Für Verhandlungsaktivitäten ist Deutschland im Vergleich mit anderen Ukraine-Unterstützern offenbar weder zuständig noch gefragt. „Ich bin davon überzeugt, dass es die Rolle Frankreichs ist, eine vermittelnde Macht zu sein.“ So präsentiert Präsident Macron seine Mission. Der amerikanische Botschafter in Moskau, Jan Sullivan, hat der russischen Regierung am 6. Juni geraten, ihre Botschaft in Washington nicht zu schließen mit der dringlichen Bitte „Wir müssen die Fähigkeit bewahren, miteinander zu sprechen.“ Am gleichen Tag wurde bekannt, dass nach drei Monaten Krieg die Generalstabschefs der USA und Russlands telefoniert hätten „über Fragen von gegenseitigem Interesse, darunter auch über die Situation in der Ukraine“. Am 3. Juni hatte US-Verteidigungsminister Lloyd Austin seinen russischen Kollegen Sergej Schoigu angerufen, dabei auf sofortigen Waffenstillstand in der Ukraine gedrängt und die Bedeutung weiterer Kommunikation betont. Von deutschen Signalen hört man nichts; beim Abbruch der Kontakte fand man Deutschland weit vorne.

Was den Eingangsbezug zu „amerikanischen Interessen“ und die Pflicht der Politiker zu deren Wahrung angeht, handelt es sich keineswegs um Neuigkeiten, eher um bestätigte Realität.
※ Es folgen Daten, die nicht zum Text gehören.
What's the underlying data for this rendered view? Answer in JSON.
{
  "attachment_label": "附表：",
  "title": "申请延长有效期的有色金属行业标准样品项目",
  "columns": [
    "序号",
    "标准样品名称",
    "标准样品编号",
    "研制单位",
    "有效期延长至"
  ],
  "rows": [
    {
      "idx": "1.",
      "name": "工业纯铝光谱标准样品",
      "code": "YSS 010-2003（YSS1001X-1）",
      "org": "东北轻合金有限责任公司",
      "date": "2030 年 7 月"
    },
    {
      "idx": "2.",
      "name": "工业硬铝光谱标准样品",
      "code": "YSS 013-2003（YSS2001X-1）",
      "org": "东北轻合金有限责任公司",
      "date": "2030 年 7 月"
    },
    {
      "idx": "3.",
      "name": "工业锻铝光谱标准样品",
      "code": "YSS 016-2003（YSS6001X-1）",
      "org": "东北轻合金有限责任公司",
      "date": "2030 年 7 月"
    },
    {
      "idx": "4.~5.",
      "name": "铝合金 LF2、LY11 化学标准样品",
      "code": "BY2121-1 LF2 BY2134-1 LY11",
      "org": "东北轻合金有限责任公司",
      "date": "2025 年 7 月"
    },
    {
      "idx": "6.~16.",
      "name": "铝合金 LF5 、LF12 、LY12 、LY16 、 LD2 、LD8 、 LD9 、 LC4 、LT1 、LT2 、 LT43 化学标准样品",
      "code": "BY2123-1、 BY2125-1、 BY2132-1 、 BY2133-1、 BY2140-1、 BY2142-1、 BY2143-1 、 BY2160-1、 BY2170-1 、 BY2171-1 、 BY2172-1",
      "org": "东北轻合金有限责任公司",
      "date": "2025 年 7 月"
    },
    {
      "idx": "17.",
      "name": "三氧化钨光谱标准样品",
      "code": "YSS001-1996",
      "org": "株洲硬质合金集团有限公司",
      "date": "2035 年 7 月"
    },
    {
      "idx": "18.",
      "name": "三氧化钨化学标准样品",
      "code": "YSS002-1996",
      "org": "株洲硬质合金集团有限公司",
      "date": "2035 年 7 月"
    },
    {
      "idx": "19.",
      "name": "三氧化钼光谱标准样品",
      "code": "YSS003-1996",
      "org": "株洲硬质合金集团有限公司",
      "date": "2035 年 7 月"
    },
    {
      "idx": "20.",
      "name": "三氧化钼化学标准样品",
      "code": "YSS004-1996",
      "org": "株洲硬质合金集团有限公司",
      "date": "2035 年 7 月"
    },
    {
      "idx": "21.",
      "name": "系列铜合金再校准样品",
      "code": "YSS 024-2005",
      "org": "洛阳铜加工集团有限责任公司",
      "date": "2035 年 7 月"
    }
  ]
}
Egon Bahr informierte darüber in „Deutsche Interessen“: „Im Sommer 1996 haben 20 Amerikaner aus eigenem Antrieb eine ‚Kommission für Amerikanische Nationale Interessen‘ gebildet und ihren Bericht vorgelegt. Wer auch immer Präsident werden würde, sollte sich über die Priorität amerikanischer Interessen klar sein und seine Politik danach bestimmen können. […] An erster Stelle der vitalen Interessen steht die Verhinderung eines Angriffs mit atomaren, biologischen oder chemischen Waffen auf die USA. Danach folgt das Ziel, zu verhindern, dass sich in Europa oder Asien eine feindlich gesinnte Führungsmacht entwickelt oder eine bedeutende Macht jenseits der Grenzen, oder eine Macht, die fähig ist, die Meere zu kontrollieren. Am Schluss der vitalen Interessen rangiert die Sicherung der Verbündeten. […] Schaffung oder Erhaltung demokratischer Regierungsformen in anderen Staaten gehört zu den wünschenswerten Dingen, die aber weniger wichtig sind als die Aufgabe, Wohlfahrt für die Amerikaner zu erhalten und zu erweitern.“

Man könnte das gesamte Grundsatzdokument kurz so zusammenfassen: „America first“. Und dann im deutschen Auswärtigen Amt aushängen, damit man sich dort vor Missverständnissen der amerikanischer Außenpolitik schützt; aktuell besonders angebracht für Politik gegenüber Russland und der Ukraine.

Nachsatz:
Inzwischen wurde bekannt, dass der Staatsbesuch von Präsident Biden in Saudi-Arabien auf den 15. und 16. Juli terminiert ist. Kronprinz Mohammed bin Salman sei in die Diskussionen „eingebunden“. „Saudi-Arabien zufolge wollen beide Länder ihre ‚ausgezeichnete strategische Partnerschaft‘ stärken“, meldete ntv-online am 14. Juni 2022.